In T382874 we had to replace a broken disk in ms-be1090, one of the new Supermicro Config J nodes. We were unable to hot-swap the disk, and after a chat between DP/Infra-Foundations/Dcops the following issues came up:
- The servers are high density, and they host two rows of disks (12 each) that are hot-swappable. One of the two rows requires the operator to slide the server forward to be able to extract the disk, and we cannot easily do it now due to short cables (fiber, power etc..). This means that a shutdown is needed if the broken disk is placed in the more internal/hidden row, because dcops needs to disconnect cables, slide forward, replace and do everything in reverse. This is not an ideal situation, so we should try to figure out if there are compromises/solutions. I had a chat with Valerie that mentioned an extra structure to fold the extra cabling required for sliding (to avoid them hanging and risking to be cut or hit by other servers), but for the moment it seems not a viable solution since it would require a longer/different rows where the server slides onto, that won't fit in our racks.

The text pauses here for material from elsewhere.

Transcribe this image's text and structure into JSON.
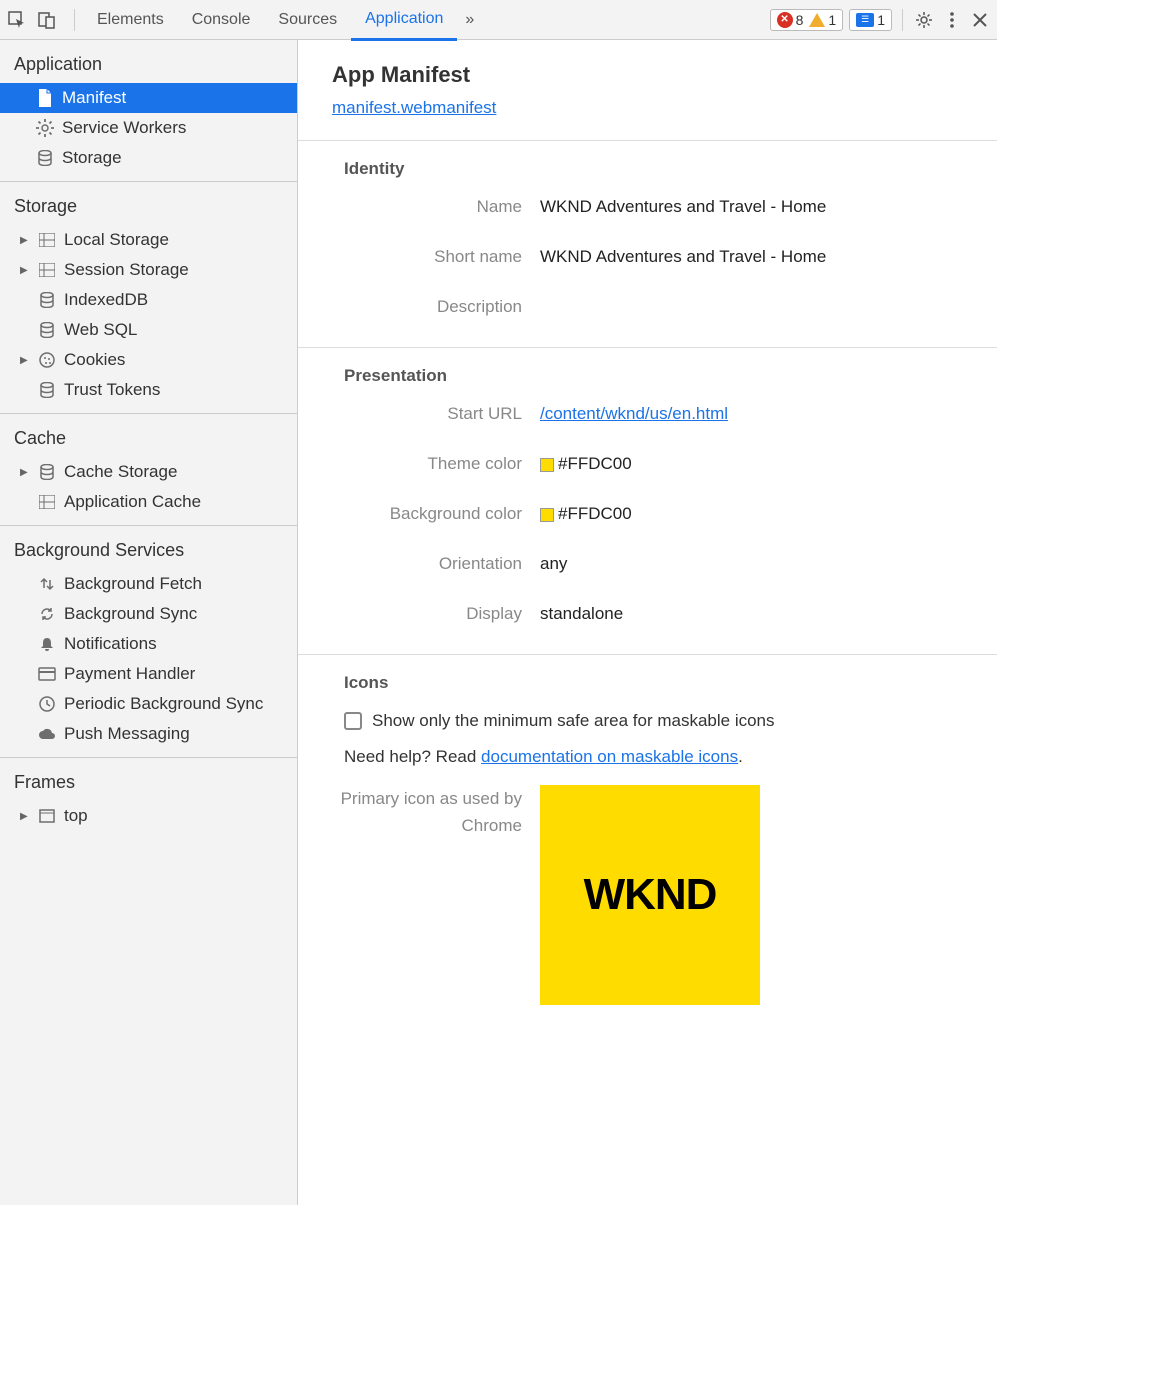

- Assuming that we can hot-swap in the DC, another issue arises: is the new disk recognized straight away by the OS without extra intervention? From T382874 it seems that after the power up the new disk was visible, but we need to test it. From various chats I gathered that the disk may end up being in a "Foreign" state (close to what happens with regular RAID scenarios), and something like megactl would be needed to set it to JBOD properly. I tested megactl and storecli in T377853#10457893 but neither of them worked, so the only alternative seems to be to set the JBOD value via BIOS (so a reboot would be required). We could try to test extracting/re-adding a disk in either ms-be2088 or ms-be1091 since we left them out of Swift production, to better understand the procedure. There may also be the option to replace the controllers with something that better supports JBOD (I wrote "may" since this is my assumption, I need to verify it) but this is something that Data Persistence needs to decide.